SUMMARY AND DISCUSSION

In this paper we describe our process for developing the VFS-A-40, a scale designed to assess listening-related fatigue in adults. The final version of the scale is provided in the supplementary materials (See Supplementary file 6). We first used data obtained in focus groups from AHL to operationalize the construct of listening-related fatigue. Results from these groups suggested that listening-related fatigue was a complex construct with physical, cognitive, emotional and social manifestations. For some people, the functional and psychosocial consequences of listening-related fatigue can be significant. For example, someone with severe listening-related fatigue may need additional sleep or rest following a challenging listening situation or be unable to maintain focus and attention while listening in that setting. In addition, individuals may become extremely sad or upset due to their listening difficulties and/or isolate themselves from social settings that involve sustained and/or challenging listening. These findings highlight the potential negative effects that listening-related fatigue can have on the quality of life of those most affected.

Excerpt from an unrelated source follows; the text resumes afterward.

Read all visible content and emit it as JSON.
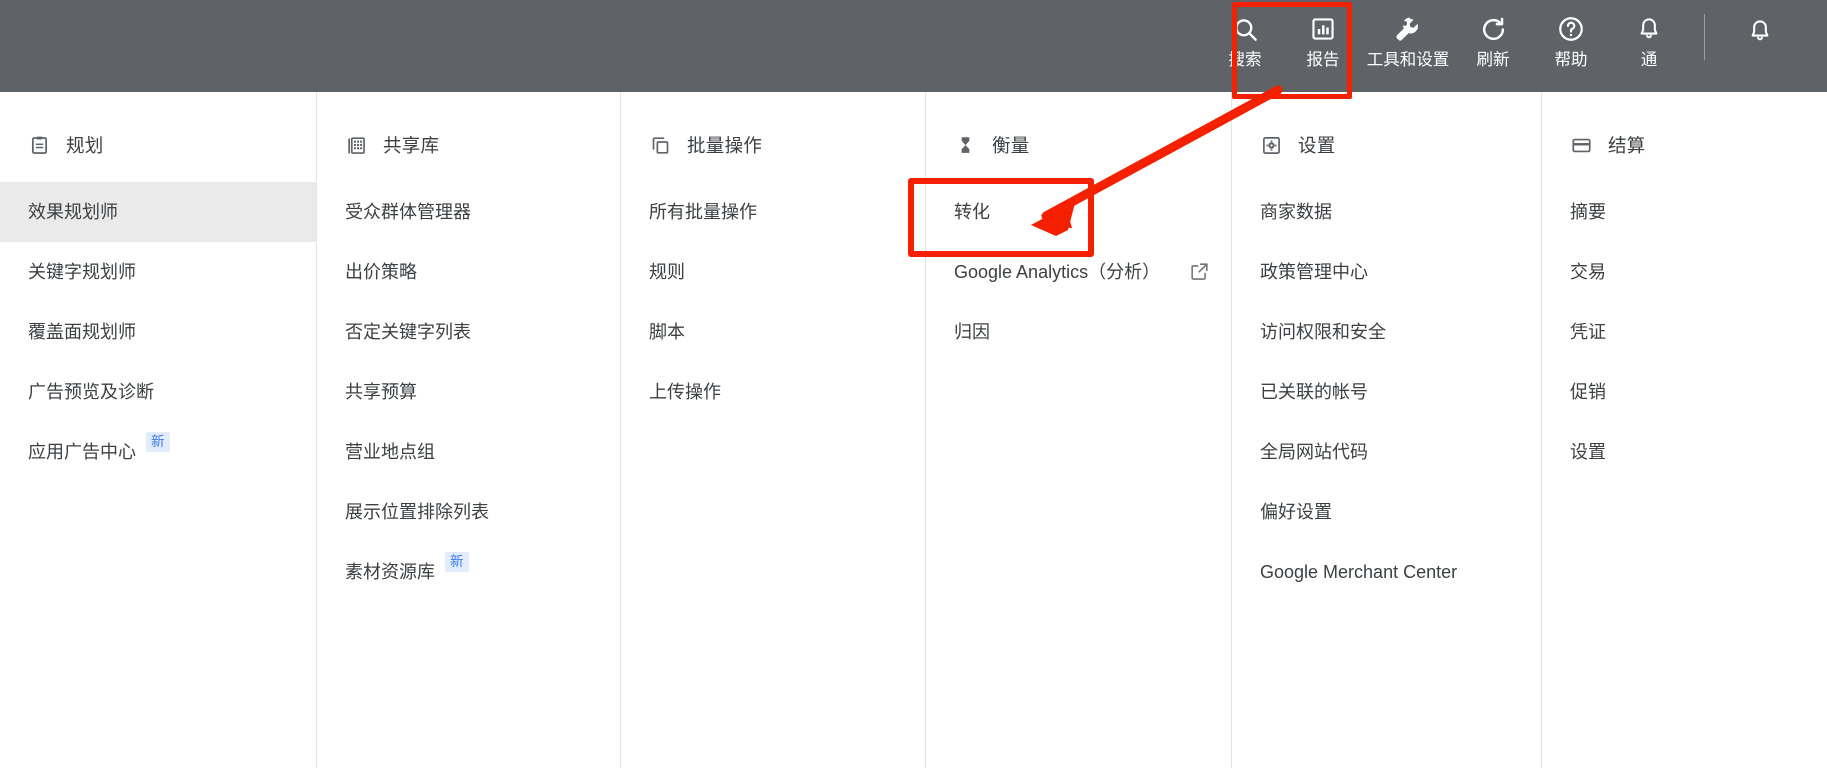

We used comments from focus group participants to develop a pool of potential test items and then evaluated the psychometric properties of those items using responses from a large (N=580) and diverse sample of adults with and without hearing loss. The pool contained items reflecting all domains and severity levels of listening-related fatigue as identified by focus group participants. Despite this targeted approach, an EFA revealed that almost all items loaded heavily onto a single, primary, factor. This result suggests that the diverse clinical expressions of listening-related fatigue are related, and reflective of a single underlying construct; a finding that is consistent with research in the broader fatigue literature. For example, Michielsen et al. (2004) argued that the multidimensional nature of some existing generic and disease-specific fatigue scales may be overestimated due to the statistical approach used to examine dimensionality (i.e., EFA with eigenvalues exceeding unity as a criterion for identifying unique factors). These authors reexamined the dimensionality of several existing, multidimensional, scales using an EFA and Mokken Scale analysis. In contrast to prior work, their results suggested all scales were unidimensional in nature. In addition, an EFA on responses from all the measures combined showed that all items loaded heavily onto a single factor. They argue this finding offers strong support for the view of fatigue as a unidimensional construct. Lai et al. (2006) reported a similar finding when exploring the dimensionality of cancer-related fatigue.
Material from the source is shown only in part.